La Chana, Lucija Stojevic's biography of the Catalan flamenco legend, relies almost exclusively on interviews with the woman herself, alongside fabulous archival footage of the dancer setting the stage on fire in the 1960s and '70s. Her initial success was explosive, but she explains that her husband and manager was so emotionally abusive, he forbade her from accepting an offer from Hollywood in 1967 and then forced her from the stage altogether in the 1970s.
How much was lost? It's hard to say, since this film has little to tell us about her return to the stage in the 1980s after her husband abandoned her and their daughter in penury. What's more inspiring is her decision to make a comeback today: disabled by diabetes and a bum knee, she performs seated in a chair, but the presence of a being who lives only to dance is unmistakeable.
Where did that leave her daughter? She is shown here as a middle-aged woman perfectly at ease with her old mom, but she too remarks on the absence of her celebrated mother during her childhood. It's a recurring motif in these films.

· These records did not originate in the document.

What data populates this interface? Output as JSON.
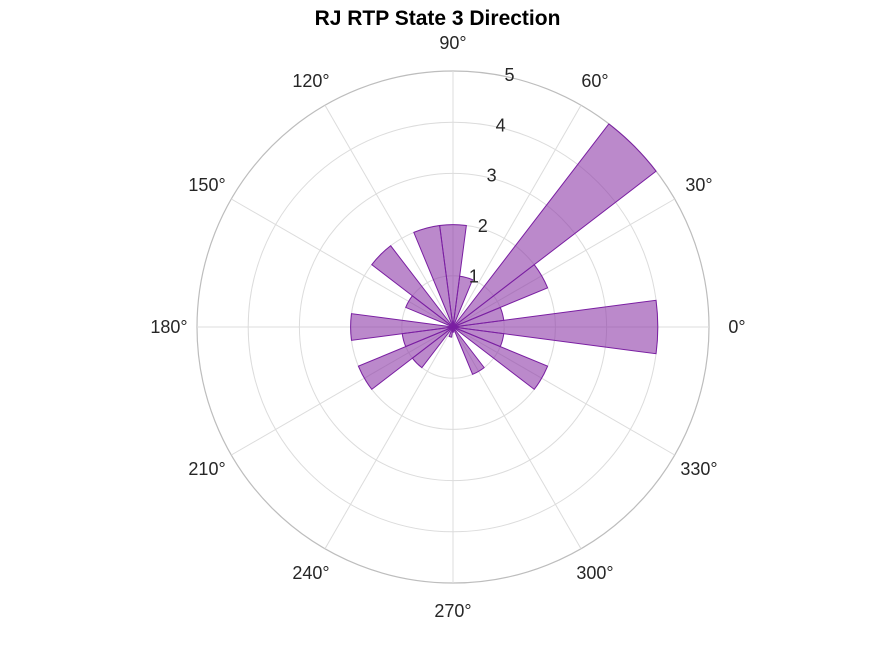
{
  "chart_data": {
    "type": "polar-histogram",
    "title": "RJ  RTP State 3 Direction",
    "r_ticks": [
      1,
      2,
      3,
      4,
      5
    ],
    "r_tick_labels": [
      "1",
      "2",
      "3",
      "4",
      "5"
    ],
    "r_max": 5,
    "theta_ticks_deg": [
      0,
      30,
      60,
      90,
      120,
      150,
      180,
      210,
      240,
      270,
      300,
      330
    ],
    "theta_tick_labels": [
      "0°",
      "30°",
      "60°",
      "90°",
      "120°",
      "150°",
      "180°",
      "210°",
      "240°",
      "270°",
      "300°",
      "330°"
    ],
    "bin_width_deg": 15,
    "bins": [
      {
        "center_deg": 0,
        "value": 4
      },
      {
        "center_deg": 15,
        "value": 1
      },
      {
        "center_deg": 30,
        "value": 2
      },
      {
        "center_deg": 45,
        "value": 5
      },
      {
        "center_deg": 75,
        "value": 1
      },
      {
        "center_deg": 90,
        "value": 2
      },
      {
        "center_deg": 105,
        "value": 2
      },
      {
        "center_deg": 135,
        "value": 2
      },
      {
        "center_deg": 150,
        "value": 1
      },
      {
        "center_deg": 180,
        "value": 2
      },
      {
        "center_deg": 195,
        "value": 1
      },
      {
        "center_deg": 210,
        "value": 2
      },
      {
        "center_deg": 225,
        "value": 1
      },
      {
        "center_deg": 255,
        "value": 0.2
      },
      {
        "center_deg": 270,
        "value": 0.1
      },
      {
        "center_deg": 300,
        "value": 1
      },
      {
        "center_deg": 330,
        "value": 2
      },
      {
        "center_deg": 345,
        "value": 1
      }
    ],
    "grid": true,
    "colors": {
      "bar_fill": "#8e3ba8",
      "bar_edge": "#7a1fa2",
      "grid": "#dcdcdc",
      "outer_ring": "#bdbdbd",
      "text": "#262626"
    }
  }
}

Our sympathy for the subject of The Mystery of Mazo de la Roche must surely be diminished by the neglected Canadian novelist's odd attempts at playing mother. She and her dear companion Caroline Clement – the two women enjoyed a Boston marriage that one relative, protesting against the evidence, insists wasn't lesbian – adopted two young children, almost as accessories, it seems. De la Roche apparently took little interest in the boy and girl as they grew older and refused to explain their parentage to them. The daughter is shown in this 2011 doc (included as part of a retrospective of work by Canadian filmmaker Maya Gallus) frankly stating that "Mazo" never functioned as her mother.
It is with a certain relief, then, that a viewer can turn to Thérèse Clerc, French feminist and crusader for sexual and reproductive rights. In a documentary made, at her own insistence, at the very end of her life, she appears at peace both with herself and with the four children who witnessed first-hand her transformation from bourgeois housewife and stay-at-home mother to a militant lesbian feminist with a taste for communal living. In The Lives of Thérèse, her decision to have Sebastien Lifshitz's camera film her decline speaks of an honesty about life's compromises and a generosity of spirit that soothes the pain of those left behind, whether during her busy life or after her approach to death.
Clerc, who died last year, belonged to the feminist generation who argued vociferously that the personal is political. On the road to achievement, men also make lots of large sacrifices and bitter compromises in their private and public lives, but unless women have equal social, domestic and emotional support, female biography will inevitably prove more torturous.
Dolores, Winnie, La Chana, and The Mystery of Mazo de la Roche play Hot Docs this week.